In the previous chapters of this book we have discussed chemical principles, such as the laws of thermodynamics, the formation of chemical bonds, the behavior of different phases of matter, the factors that influence reaction rates and equilibria, and so forth. In the course of explaining these principles, we have described the chemical and physical properties of many substances. We have done little, however, to examine the elements and their compounds in a systematic fashion. This aspect of chemistry, referred to as descriptive chemistry, is the subject of the next several chapters.

We will take a panoramic view of the descriptive chemistry of the nonmetallic elements in this chapter, starting with hydrogen and then progressing, group by group, from right to left in the periodic table. As we examine the elements, we will consider how they occur in nature, how they are isolated from their sources, and how they are used.
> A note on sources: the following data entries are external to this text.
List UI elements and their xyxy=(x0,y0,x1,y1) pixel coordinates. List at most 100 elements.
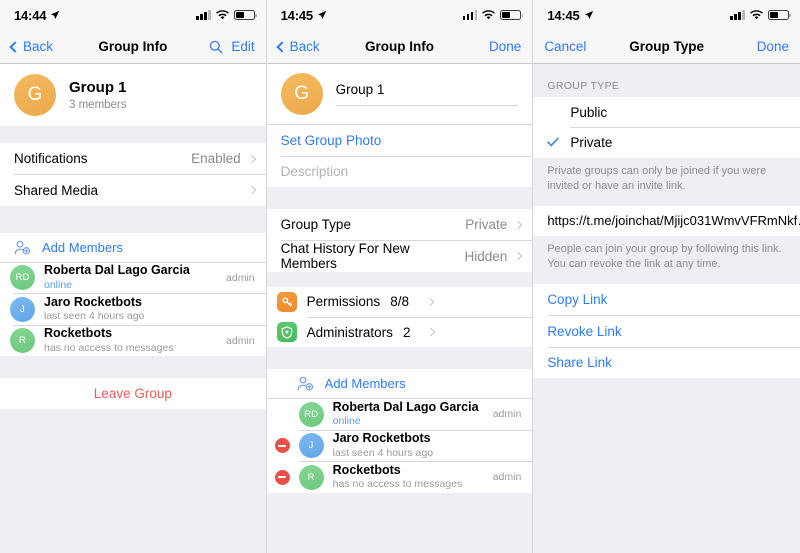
status-badge: admin xyxy=(492,471,522,483)
status-bar-right xyxy=(730,9,791,21)
set-group-photo-button[interactable]: Set Group Photo xyxy=(267,125,533,156)
cellular-bars-icon xyxy=(196,10,211,20)
list-item[interactable]: R Rocketbots has no access to messages a… xyxy=(0,325,266,356)
list-item[interactable]: RD Roberta Dal Lago Garcia online admin xyxy=(267,399,533,430)
member-status: online xyxy=(332,415,361,428)
member-name: Jaro Rocketbots xyxy=(44,294,142,309)
member-text: Roberta Dal Lago Garcia online xyxy=(332,400,479,429)
status-bar-right xyxy=(196,9,257,21)
section-gap xyxy=(0,205,266,233)
row-label: Group Type xyxy=(280,217,351,232)
member-status: last seen 4 hours ago xyxy=(332,446,434,459)
done-button[interactable]: Done xyxy=(489,39,521,54)
chevron-right-icon xyxy=(247,154,256,163)
avatar: RD xyxy=(298,401,324,427)
status-bar-left: 14:45 xyxy=(281,8,327,23)
add-members-label: Add Members xyxy=(42,239,123,255)
status-badge: admin xyxy=(492,408,522,420)
section-gap xyxy=(0,356,266,378)
copy-link-button[interactable]: Copy Link xyxy=(533,284,800,315)
group-name-input[interactable]: Group 1 xyxy=(336,82,519,105)
option-private[interactable]: Private xyxy=(533,128,800,158)
group-edit-header: G Group 1 xyxy=(266,64,533,124)
revoke-link-button[interactable]: Revoke Link xyxy=(533,316,800,347)
nav-right-actions: Done xyxy=(489,39,521,54)
bottom-gap xyxy=(0,409,266,509)
chevron-right-icon xyxy=(247,185,256,195)
add-members-button[interactable]: Add Members xyxy=(0,233,266,262)
row-permissions[interactable]: Permissions 8/8 xyxy=(267,287,533,317)
avatar: J xyxy=(298,433,324,458)
row-administrators[interactable]: Administrators 2 xyxy=(267,317,533,347)
privacy-note: Private groups can only be joined if you… xyxy=(547,164,767,192)
nav-bar: Cancel Group Type Done xyxy=(533,30,800,64)
leave-group-button[interactable]: Leave Group xyxy=(0,378,266,409)
back-label: Back xyxy=(23,39,54,54)
edit-button[interactable]: Edit xyxy=(231,39,254,54)
check-icon xyxy=(547,136,561,149)
row-value: Hidden xyxy=(464,248,508,264)
location-arrow-icon xyxy=(51,10,60,19)
screen-group-type: 14:45 Cancel Group Type Done GROUP TYPE … xyxy=(533,0,800,553)
section-header-group-type: GROUP TYPE xyxy=(547,80,620,92)
status-badge: admin xyxy=(226,271,255,284)
add-members-button[interactable]: Add Members xyxy=(267,369,533,398)
row-shared-media[interactable]: Shared Media xyxy=(0,175,266,206)
description-input[interactable]: Description xyxy=(267,156,533,187)
invite-link-card: https://t.me/joinchat/Mjijc031WmvVFRmNkf… xyxy=(533,205,800,236)
done-button[interactable]: Done xyxy=(757,39,789,54)
avatar[interactable]: G xyxy=(280,73,323,115)
row-notifications[interactable]: Notifications Enabled xyxy=(0,143,266,174)
share-link-button[interactable]: Share Link xyxy=(533,347,800,378)
cancel-button[interactable]: Cancel xyxy=(544,39,586,54)
nav-right-actions: Done xyxy=(757,39,789,54)
back-button[interactable]: Back xyxy=(9,39,54,54)
row-group-type[interactable]: Group Type Private xyxy=(267,209,533,240)
row-label: Notifications xyxy=(14,151,88,166)
search-icon[interactable] xyxy=(209,40,223,54)
option-public[interactable]: Public xyxy=(533,97,800,127)
settings-card: Notifications Enabled Shared Media xyxy=(0,143,266,206)
invite-link-value[interactable]: https://t.me/joinchat/Mjijc031WmvVFRmNkf… xyxy=(533,206,800,236)
row-chat-history[interactable]: Chat History For New Members Hidden xyxy=(267,241,533,272)
nav-bar: Back Group Info Done xyxy=(266,30,533,64)
member-status: online xyxy=(44,278,73,291)
section-gap xyxy=(266,271,533,287)
location-arrow-icon xyxy=(317,10,327,19)
battery-icon xyxy=(767,9,791,21)
remove-member-button[interactable] xyxy=(274,469,290,485)
location-arrow-icon xyxy=(584,10,593,19)
group-name-field[interactable]: Group 1 xyxy=(335,73,519,115)
list-item[interactable]: RD Roberta Dal Lago Garcia online admin xyxy=(0,262,266,293)
status-time: 14:44 xyxy=(14,7,47,23)
list-item[interactable]: J Jaro Rocketbots last seen 4 hours ago xyxy=(267,430,533,461)
status-badge: admin xyxy=(226,334,255,347)
avatar: R xyxy=(10,328,35,353)
remove-member-button[interactable] xyxy=(274,438,290,453)
group-name: Group 1 xyxy=(69,79,127,97)
list-item[interactable]: R Rocketbots has no access to messages a… xyxy=(267,462,533,493)
chevron-left-icon xyxy=(275,40,288,53)
chevron-right-icon xyxy=(514,251,523,261)
shield-icon xyxy=(276,322,297,342)
wifi-icon xyxy=(215,10,229,20)
members-card: Add Members RD Roberta Dal Lago Garcia o… xyxy=(266,369,533,493)
member-name: Jaro Rocketbots xyxy=(332,431,431,446)
avatar: J xyxy=(10,296,35,322)
member-text: Jaro Rocketbots last seen 4 hours ago xyxy=(44,295,144,324)
list-item[interactable]: J Jaro Rocketbots last seen 4 hours ago xyxy=(0,294,266,325)
group-type-options: Public Private xyxy=(533,97,800,158)
row-value: 2 xyxy=(402,324,411,340)
section-gap xyxy=(266,187,533,209)
nav-right-actions: Edit xyxy=(209,39,255,54)
cancel-label: Cancel xyxy=(544,39,587,54)
chevron-right-icon xyxy=(514,220,523,229)
back-button[interactable]: Back xyxy=(275,39,320,54)
back-label: Back xyxy=(289,39,320,54)
admin-card: Permissions 8/8 Administrators 2 xyxy=(266,286,533,347)
screen-group-info-edit: 14:45 Back Group Info Done G Group 1 Set… xyxy=(266,0,534,553)
member-status: has no access to messages xyxy=(332,478,463,491)
screenshot-root: 14:44 Back Group Info Edit G Group 1 3 m… xyxy=(0,0,800,553)
row-label: Chat History For New Members xyxy=(280,241,410,271)
group-header[interactable]: G Group 1 3 members xyxy=(0,64,266,126)
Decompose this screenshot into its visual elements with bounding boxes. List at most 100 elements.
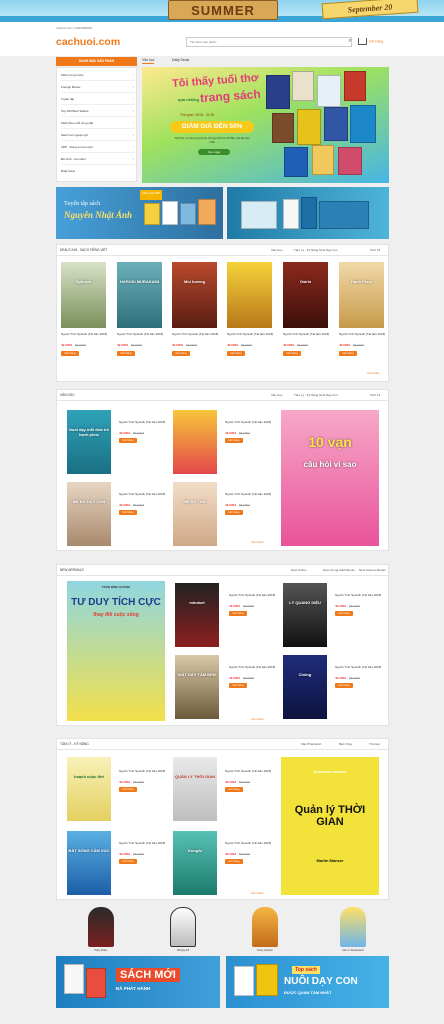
- add-to-cart-button[interactable]: Giỏ hàng: [117, 351, 135, 356]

As we do so, we will encounter the chemistry of the most commercially important compounds of the elements. We will emphasize hydrogen, oxygen, nitrogen, and carbon. These four nonmetals form many commercially important compounds, and they account for 99% of the atoms required by living cells. We will discuss further aspects of the chemistry of these elements when we consider organic and biological chemistry in Chapter 25.

As you study descriptive chemistry, it is important to look for trends rather than trying to memorize all the facts presented. The periodic table is your most valuable tool in this task.